I tried solving the following question but am not sure I did so correctly and simply wished to verify it here.

In 50.3 gr of a compound whose formula is $Na_2X_4O_7$ are 1.75 moles of oxygen atoms.

a) What is the number of Na atoms in the sample?

I figured the number would simply be 1.75*2/7=0.5, hence number of atoms would be $0.5*N_A$.

b) What is the molar mass of X?

I figured that since there are 1.75 moles of oxygen at 16 gr/mole and 0.5 moles of Na at approx. 23 gr/mole, the MW of oxygen and Na together would be 1.75*16+0.5*23=39.5 gr, hence the MW of X would be: (50.3-39.5)/4=2.7 gr/mole.

I am now told that when the compound comes in contact with 500ml of hot water (in excess), the following reaction takes place:

$Na_2X_4O_{7(s)}+H_2O ->XH_{3(g)}+Na^+_{(aq)}+OH^-_{(aq)}+O_{2(g)}$

Moreover, in a certain process 0.84 moles of $XH_{3(g)}$ were formed.

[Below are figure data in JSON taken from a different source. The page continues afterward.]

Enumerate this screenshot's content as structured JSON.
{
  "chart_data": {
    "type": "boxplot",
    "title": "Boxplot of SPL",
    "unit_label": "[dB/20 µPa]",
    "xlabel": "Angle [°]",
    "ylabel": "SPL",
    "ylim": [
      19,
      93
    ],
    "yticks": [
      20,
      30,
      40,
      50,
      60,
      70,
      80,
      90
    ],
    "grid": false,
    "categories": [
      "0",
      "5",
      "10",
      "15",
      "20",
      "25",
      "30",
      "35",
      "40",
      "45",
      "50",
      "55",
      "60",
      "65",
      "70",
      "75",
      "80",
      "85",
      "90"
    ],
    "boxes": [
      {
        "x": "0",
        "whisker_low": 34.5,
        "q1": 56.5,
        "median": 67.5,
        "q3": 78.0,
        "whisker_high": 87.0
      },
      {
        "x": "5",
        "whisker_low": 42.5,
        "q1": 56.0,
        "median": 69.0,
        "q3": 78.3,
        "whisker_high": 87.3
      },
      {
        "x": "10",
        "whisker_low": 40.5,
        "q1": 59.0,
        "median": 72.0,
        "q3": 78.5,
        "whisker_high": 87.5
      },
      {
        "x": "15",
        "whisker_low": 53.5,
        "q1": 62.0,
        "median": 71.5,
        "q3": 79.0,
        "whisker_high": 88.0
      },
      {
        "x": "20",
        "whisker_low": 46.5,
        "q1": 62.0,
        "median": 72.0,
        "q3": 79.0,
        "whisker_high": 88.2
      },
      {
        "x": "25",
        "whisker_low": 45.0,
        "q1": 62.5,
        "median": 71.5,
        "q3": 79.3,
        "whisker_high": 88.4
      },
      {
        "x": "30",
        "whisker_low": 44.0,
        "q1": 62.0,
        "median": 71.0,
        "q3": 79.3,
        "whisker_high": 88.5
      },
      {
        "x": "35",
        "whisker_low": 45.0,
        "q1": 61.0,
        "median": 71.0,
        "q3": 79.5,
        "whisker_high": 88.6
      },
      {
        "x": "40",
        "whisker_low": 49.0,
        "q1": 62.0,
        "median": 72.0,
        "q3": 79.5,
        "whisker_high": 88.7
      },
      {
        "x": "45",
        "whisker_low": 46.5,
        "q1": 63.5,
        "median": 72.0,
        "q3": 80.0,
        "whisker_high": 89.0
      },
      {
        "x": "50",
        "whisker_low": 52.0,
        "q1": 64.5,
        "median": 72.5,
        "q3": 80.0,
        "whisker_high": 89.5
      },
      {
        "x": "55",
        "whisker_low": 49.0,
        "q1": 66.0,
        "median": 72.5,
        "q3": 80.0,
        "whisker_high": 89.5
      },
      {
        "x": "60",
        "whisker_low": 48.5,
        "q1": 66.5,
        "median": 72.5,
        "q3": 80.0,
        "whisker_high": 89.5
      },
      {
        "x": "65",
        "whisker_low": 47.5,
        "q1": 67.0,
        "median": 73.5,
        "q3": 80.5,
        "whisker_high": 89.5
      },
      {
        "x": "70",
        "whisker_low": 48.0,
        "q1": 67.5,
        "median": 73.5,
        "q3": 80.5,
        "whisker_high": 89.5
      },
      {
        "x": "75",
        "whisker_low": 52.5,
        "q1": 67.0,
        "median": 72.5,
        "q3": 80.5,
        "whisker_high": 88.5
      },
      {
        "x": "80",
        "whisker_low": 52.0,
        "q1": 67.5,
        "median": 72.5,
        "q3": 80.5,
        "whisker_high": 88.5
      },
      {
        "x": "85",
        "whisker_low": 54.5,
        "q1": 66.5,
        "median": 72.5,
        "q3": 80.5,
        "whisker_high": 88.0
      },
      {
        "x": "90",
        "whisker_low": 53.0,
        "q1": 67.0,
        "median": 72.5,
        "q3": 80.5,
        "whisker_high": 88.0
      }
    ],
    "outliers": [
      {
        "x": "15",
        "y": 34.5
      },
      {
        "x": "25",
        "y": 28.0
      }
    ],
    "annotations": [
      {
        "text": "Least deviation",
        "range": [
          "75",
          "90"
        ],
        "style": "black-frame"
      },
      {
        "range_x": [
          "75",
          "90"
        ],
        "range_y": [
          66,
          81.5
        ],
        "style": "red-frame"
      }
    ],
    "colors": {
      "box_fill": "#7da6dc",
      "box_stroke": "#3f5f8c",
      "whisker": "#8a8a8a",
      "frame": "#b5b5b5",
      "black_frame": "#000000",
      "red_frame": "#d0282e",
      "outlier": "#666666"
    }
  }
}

1) How many grams of gaseous oxygen were formed in the process?

I first balanced the reaction thus:

$Na_2X_4O_{7(s)}+7H_2O ->4XH_{3(g)}+2Na^+_{(aq)}+2OH^-_{(aq)}+6O_{2(g)}$

I figured that if 0.84 moles of $XH_3$ were formed then 0.84*1.5 would be the number of oxygen moles formed, weighing 20.16 gr.

2) How many grams of $Na_2X_4O_{7(s)}$ reacted in the process?

I figured that 0.84/4 moles of $Na_2X_4O_{7(s)}$ must have reacted in the process, weighing (0.21/3.25) * 50.3=3.25 gr.

3) What are the volumes of the oxygen and the $XH_{3(g)}$ formed in the process at room conditions?

I figured $V_{O_2}=n_{O_2}*0.082*298$ and $V_{XH_3}=n_{XH_3}*0.082*298$, where $n_{O_2}=1.26 moles$ and $n_{XH_3}=0.84 moles$

4) What is the concentration of $OH^-$ ions in the solution obtained (500ml)?

I figured the answer would simply be 0.42/0.5=0.84M, as 0.42 moles of $OH^-$ were formed.

I'd appreciate any comments on my attempt above.